Stel je voor: met duizenden anderen sta je vastgeketend in het donker. Een toilet is er niet. Iedereen laat alles noodgedwongen lopen. Wekenlang wacht je om verscheept te worden naar Amerika, de ‘nieuwe wereld’. Op zondag klinkt er ergens boven je hoofd psalmengezang van Nederlanders en hun ‘Dutch Reformed Church’.
Slaafgemaakten zaten met duizenden gevangen in de cellen van Elmina Castle, een fort in Ghana, dat lang in handen was van Nederland. Tussen 1637 en 1814 werden per jaar zo’n dertigduizend mensen verhandeld. Uitwerpselen vormden er een laag van zestig centimeter. Het kerkgebouw boven de cellen is er nog steeds. Met Nederlandse teksten op de muur. Zoals dit vers uit Psalm 132: ‘Zion is des Heeren ruste, dit is Zijn woonplaetse in eeuwghyd.’
Hoe blind en doof kun je zijn? Hoe konden onze voorouders daar de vrome gelovigen uithangen, terwijl onder hun voeten duizenden mensen in een hel leefden? Ongetwijfeld hadden ze maniertjes om hun geweten te sussen. Historicus Martijn Stoutjesdijk bevestigt het: veel dominees verkondigden destijds dat zwarte mensen van nature waren bestemd tot ‘dienen’. Ze waren door God vervloekt.

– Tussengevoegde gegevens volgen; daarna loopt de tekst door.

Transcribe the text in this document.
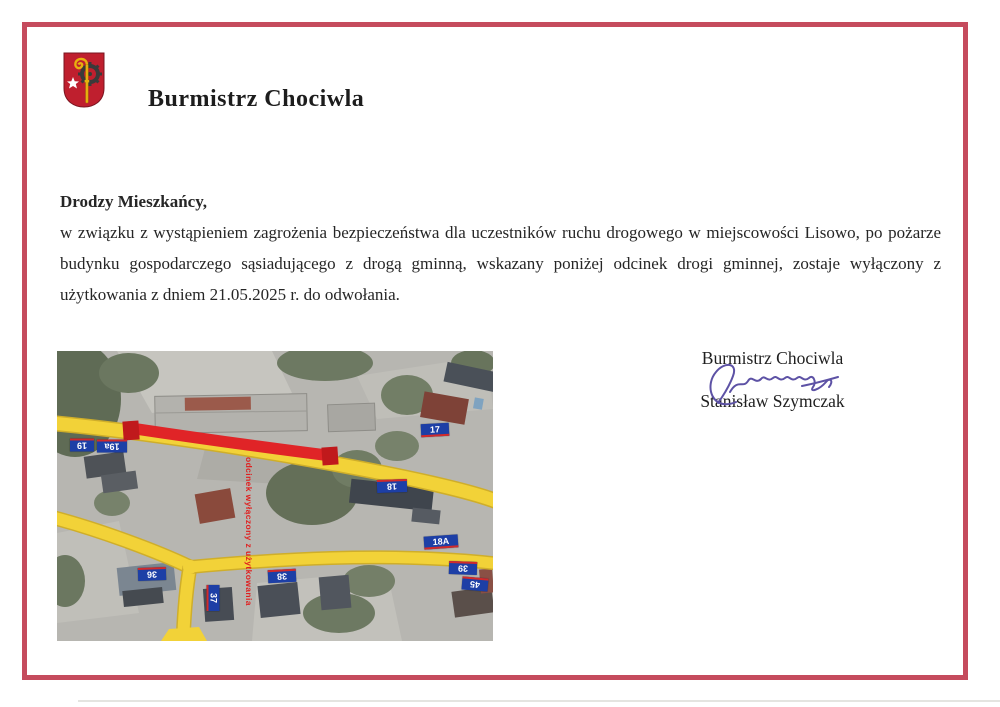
Burmistrz Chociwla
Drodzy Mieszkańcy,

w związku z wystąpieniem zagrożenia bezpieczeństwa dla uczestników ruchu drogowego w miejscowości Lisowo, po pożarze budynku gospodarczego sąsiadującego z drogą gminną, wskazany poniżej odcinek drogi gminnej, zostaje wyłączony z użytkowania z dniem 21.05.2025 r. do odwołania.

19	19a
17
18
18A
39
45
36
37
38
odcinek wyłączony z użytkowania
Burmistrz Chociwla
Stanisław Szymczak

Volgende week, op 1 juli, is het Herdenkingsjaar Slavernijverleden voorbij. Maar dat herdenken mag niet stoppen. We moeten dit verleden onder ogen blijven zien. Voor welk onrecht houden we ons vandaag de dag doof en blind?

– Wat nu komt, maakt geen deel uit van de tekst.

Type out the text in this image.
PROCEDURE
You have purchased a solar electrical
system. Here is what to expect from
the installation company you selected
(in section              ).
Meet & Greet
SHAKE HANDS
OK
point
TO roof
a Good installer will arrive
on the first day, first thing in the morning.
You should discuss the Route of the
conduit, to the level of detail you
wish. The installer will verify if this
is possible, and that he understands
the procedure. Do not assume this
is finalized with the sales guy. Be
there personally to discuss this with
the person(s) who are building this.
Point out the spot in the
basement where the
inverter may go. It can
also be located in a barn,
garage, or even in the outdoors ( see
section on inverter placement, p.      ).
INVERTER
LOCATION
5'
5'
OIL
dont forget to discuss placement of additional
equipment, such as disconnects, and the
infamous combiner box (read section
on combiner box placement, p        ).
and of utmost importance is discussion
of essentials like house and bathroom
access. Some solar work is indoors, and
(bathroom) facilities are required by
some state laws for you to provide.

Naar schatting zitten wereldwijd vijftig miljoen kinderen, vrouwen en mannen vast in moderne slavernij. Kinderen in Congo graven kobalt op voor de batterijen van onze laptops en telefoons. Sommige arbeiders worden zo zwaar uitgebuit dat ze overgaan tot zelfdoding. Dit gebeurde bijvoorbeeld bij Foxconn, een bedrijf dat onderdelen voor smartphones maakt.
Brute moord
Bij onze organisatie horen we vrijwel dagelijks verhalen van moderne slaafgemaakten. Wennen doet het nooit, die verhalen van uitbuiting, uithongering, verkrachting, marteling met een ijzeren staaf of stroomstootwapen en brute moord. Zo worden in de Thaise visserij arbeiders in zee geduwd als hun prestaties niet bevallen.

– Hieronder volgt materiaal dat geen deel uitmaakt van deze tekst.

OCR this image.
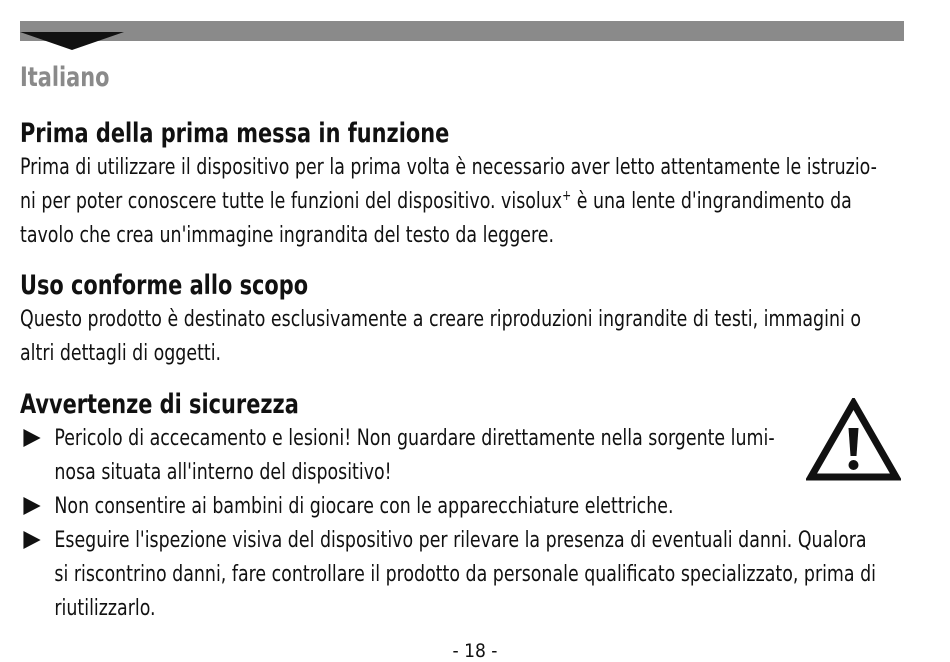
Italiano
Prima della prima messa in funzione

Prima di utilizzare il dispositivo per la prima volta è necessario aver letto attentamente le istruzio-
ni per poter conoscere tutte le funzioni del dispositivo. visolux+ è una lente d'ingrandimento da
tavolo che crea un'immagine ingrandita del testo da leggere.

Uso conforme allo scopo

Questo prodotto è destinato esclusivamente a creare riproduzioni ingrandite di testi, immagini o
altri dettagli di oggetti.

Avvertenze di sicurezza
Pericolo di accecamento e lesioni! Non guardare direttamente nella sorgente lumi-
nosa situata all'interno del dispositivo!
Non consentire ai bambini di giocare con le apparecchiature elettriche.
Eseguire l'ispezione visiva del dispositivo per rilevare la presenza di eventuali danni. Qualora
si riscontrino danni, fare controllare il prodotto da personale qualificato specializzato, prima di
riutilizzarlo.
- 18 -
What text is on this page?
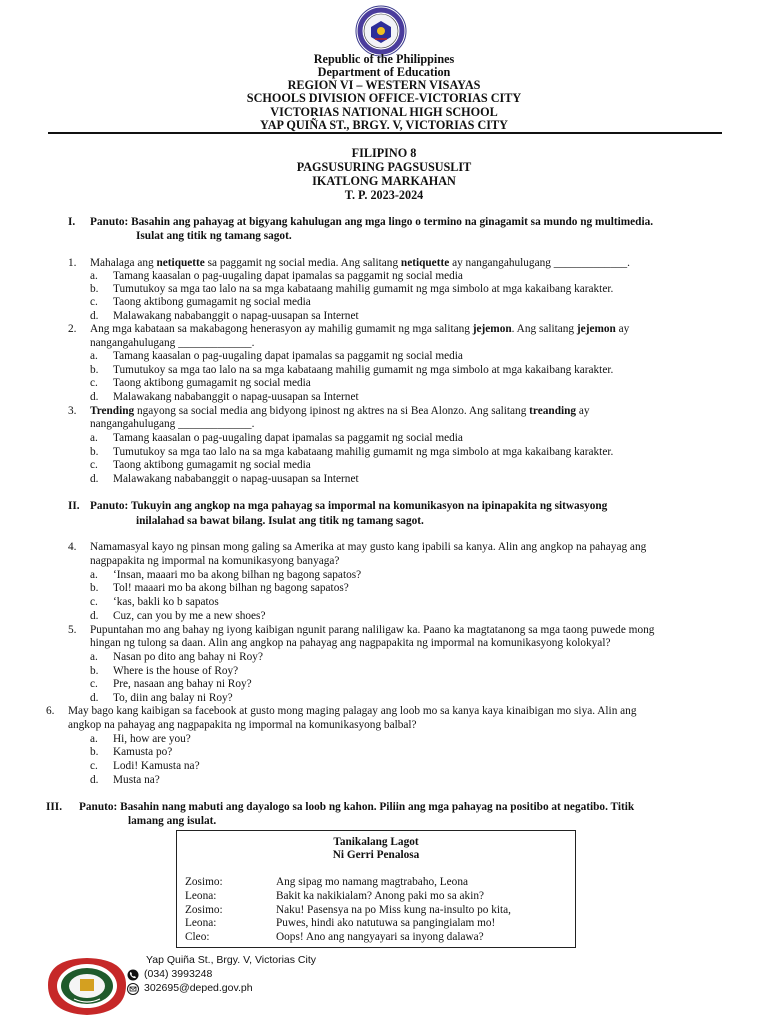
Republic of the Philippines
Department of Education
REGION VI – WESTERN VISAYAS
SCHOOLS DIVISION OFFICE-VICTORIAS CITY
VICTORIAS NATIONAL HIGH SCHOOL
YAP QUIÑA ST., BRGY. V, VICTORIAS CITY
FILIPINO 8
PAGSUSURING PAGSUSUSLIT
IKATLONG MARKAHAN
T. P. 2023-2024
I. Panuto: Basahin ang pahayag at bigyang kahulugan ang mga lingo o termino na ginagamit sa mundo ng multimedia.
Isulat ang titik ng tamang sagot.
1. Mahalaga ang netiquette sa paggamit ng social media. Ang salitang netiquette ay nangangahulugang _____________.
a. Tamang kaasalan o pag-uugaling dapat ipamalas sa paggamit ng social media
b. Tumutukoy sa mga tao lalo na sa mga kabataang mahilig gumamit ng mga simbolo at mga kakaibang karakter.
c. Taong aktibong gumagamit ng social media
d. Malawakang nababanggit o napag-uusapan sa Internet
2. Ang mga kabataan sa makabagong henerasyon ay mahilig gumamit ng mga salitang jejemon. Ang salitang jejemon ay
nangangahulugang _____________.
a. Tamang kaasalan o pag-uugaling dapat ipamalas sa paggamit ng social media
b. Tumutukoy sa mga tao lalo na sa mga kabataang mahilig gumamit ng mga simbolo at mga kakaibang karakter.
c. Taong aktibong gumagamit ng social media
d. Malawakang nababanggit o napag-uusapan sa Internet
3. Trending ngayong sa social media ang bidyong ipinost ng aktres na si Bea Alonzo. Ang salitang treanding ay
nangangahulugang _____________.
a. Tamang kaasalan o pag-uugaling dapat ipamalas sa paggamit ng social media
b. Tumutukoy sa mga tao lalo na sa mga kabataang mahilig gumamit ng mga simbolo at mga kakaibang karakter.
c. Taong aktibong gumagamit ng social media
d. Malawakang nababanggit o napag-uusapan sa Internet
II. Panuto: Tukuyin ang angkop na mga pahayag sa impormal na komunikasyon na ipinapakita ng sitwasyong
inilalahad sa bawat bilang. Isulat ang titik ng tamang sagot.
4. Namamasyal kayo ng pinsan mong galing sa Amerika at may gusto kang ipabili sa kanya. Alin ang angkop na pahayag ang
nagpapakita ng impormal na komunikasyong banyaga?
a. ‘Insan, maaari mo ba akong bilhan ng bagong sapatos?
b. Tol! maaari mo ba akong bilhan ng bagong sapatos?
c. ‘kas, bakli ko b sapatos
d. Cuz, can you by me a new shoes?
5. Pupuntahan mo ang bahay ng iyong kaibigan ngunit parang naliligaw ka. Paano ka magtatanong sa mga taong puwede mong
hingan ng tulong sa daan. Alin ang angkop na pahayag ang nagpapakita ng impormal na komunikasyong kolokyal?
a. Nasan po dito ang bahay ni Roy?
b. Where is the house of Roy?
c. Pre, nasaan ang bahay ni Roy?
d. To, diin ang balay ni Roy?
6. May bago kang kaibigan sa facebook at gusto mong maging palagay ang loob mo sa kanya kaya kinaibigan mo siya. Alin ang
angkop na pahayag ang nagpapakita ng impormal na komunikasyong balbal?
a. Hi, how are you?
b. Kamusta po?
c. Lodi! Kamusta na?
d. Musta na?
III. Panuto: Basahin nang mabuti ang dayalogo sa loob ng kahon. Piliin ang mga pahayag na positibo at negatibo. Titik
lamang ang isulat.
Tanikalang Lagot
Ni Gerri Penalosa
Zosimo:	Ang sipag mo namang magtrabaho, Leona
Leona:	Bakit ka nakikialam? Anong paki mo sa akin?
Zosimo:	Naku! Pasensya na po Miss kung na-insulto po kita,
Leona:	Puwes, hindi ako natutuwa sa pangingialam mo!
Cleo:	Oops! Ano ang nangyayari sa inyong dalawa?
Yap Quiña St., Brgy. V, Victorias City
(034) 3993248
302695@deped.gov.ph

Politici als Geert Wilders roepen: “Gewoon de grenzen sluiten. Nederland kan dit niet aan.” Uiteraard niet letterlijk: hij wil de grenzen sluiten voor vluchtelingen, maar niet voor producten waarvoor een kind is uitgebuit. Dat is geen probleem! Er is geen enkele autoriteit die dit controleert. Het gevolg: uitbuiting groeide uit tot een belangrijke pijler van de Nederlandse economie. De economen Paul Schenderling en Matthias Olthaar berekenden dat voor de Nederlandse economie 13,8 miljoen niet-westerse arbeiders aan het werk zijn in slaafse en gevaarlijke omstandigheden.
Nee, we zien slaafgemaakten niet langer als vervloekten of minderwaardige schepselen. Wij negeren ze gewoon. We houden ze buiten beeld. Verhalen van moderne slavernij dringen maar mondjesmaat door.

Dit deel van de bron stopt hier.